What is important here is the moment of coordinating the human will with the will of God. Desires often come from the fallen part of the human soul. Thus, hesychia or silence - in unceasing prayer, in a constant volitional effort of turning thoughts and the will to contemplate God, the Son of God revealed to us, is a necessary purifying practice for communion with God and knowledge of God. Creations of St. Gregory Palamas is a special kind of experienced theology, confirmed by personal experience.

Author: Ksenia Filina

The path to monasticism

Saint Gregory Palamas came from a famous aristocratic family (at the end of the 12th century the saint's ancestors moved to Constantinople from the territory of Asia Minor). The approximate date of his birth is considered to be 1296.

Gregory's father, Constantine Palamas, an influential senator, was one of the nobility close to the imperial court. On his deathbed, having repented of his sins, he took monastic vows. After his death in 1301, the reigning emperor, Andronikos II, took his son, Gregory Palamas, under his personal guardianship and protection.

During that period of time, friendly relations began between the orphaned Gregory and Andronikos III, the future emperor, as close as the rules of subordination allowed. Subsequently, Andronik repeatedly provided him with help and assistance.

According to his social status, Gregory received an excellent education. Having the opportunity to study at the Imperial University, he mastered such disciplines as grammar, rhetoric, physics, and logic. Considering the position in society in which Gregory was located, an enviable career could have opened up before him, but he preferred spiritual life to secular well-being.

It is difficult to say when exactly he began to think seriously about monasticism. It is only known that during his studies he had contact with Svyatogorsk monks. This communication affected him in the most positive way: he changed his attitude towards life and rebuilt his behavior pattern.

Quotes

“Just as the separation of the soul from the body is the death of the body, so the separation of God from the soul is the death of the soul. And this is mainly death, the death of the soul. God pointed to it, and when, giving the commandment in paradise, he said to Adam: “On the day you eat from the forbidden tree, you will die” (Genesis 2:17).

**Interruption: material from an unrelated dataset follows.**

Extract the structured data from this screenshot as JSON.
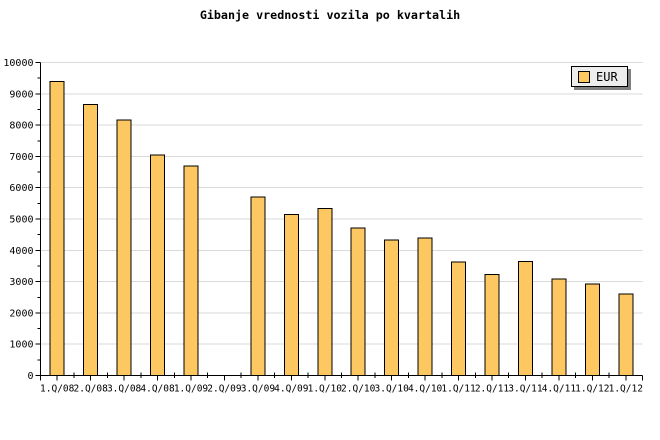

For then his soul died, having been separated from God through a crime; in body he continued to live from that hour onwards until he was nine hundred and thirty years old.”

“The Apostle Paul said well that “the sorrow of this world makes death” (2 Cor. 7:10). For if the true life of the soul is the divine light that comes from crying for God, as said above in the words of the fathers, then the death of the soul will be the evil darkness that comes upon the soul from the sadness of this world.”

“This is why God created this life for us, to give room for repentance. If this had not happened, then the person who sinned would immediately lose this life. ... Since the time of life is thus the time of repentance, then the very fact that the sinner is still alive serves for him, if he wishes to turn to God, as a guarantee that he will be mercifully accepted by Him. For in real life, autocracy is always in force...everyone always has the opportunity, if they want, to acquire eternal life.”

“Who will not confess grace and give thanks to the Deliverer from death and the Giver of life? – And He also promises to give a reward and an inexpressible reward. “I am”, he says, “I am dead, but I have stomach, and I have more to spare” (John 10:10). What's more? Not only to abide and live by His power, but also to be His brothers and joint heirs. This superfluity is a reward given to those who flow to the life-giving vine and are born on it, who work on themselves and cultivate themselves.”

“After the resurrection of the soul, which is its return to God through the fulfillment of the Divine commandments, the resurrection of the body will follow when it is again united with the soul; This resurrection will be followed by true immortality and co-eternity with God.”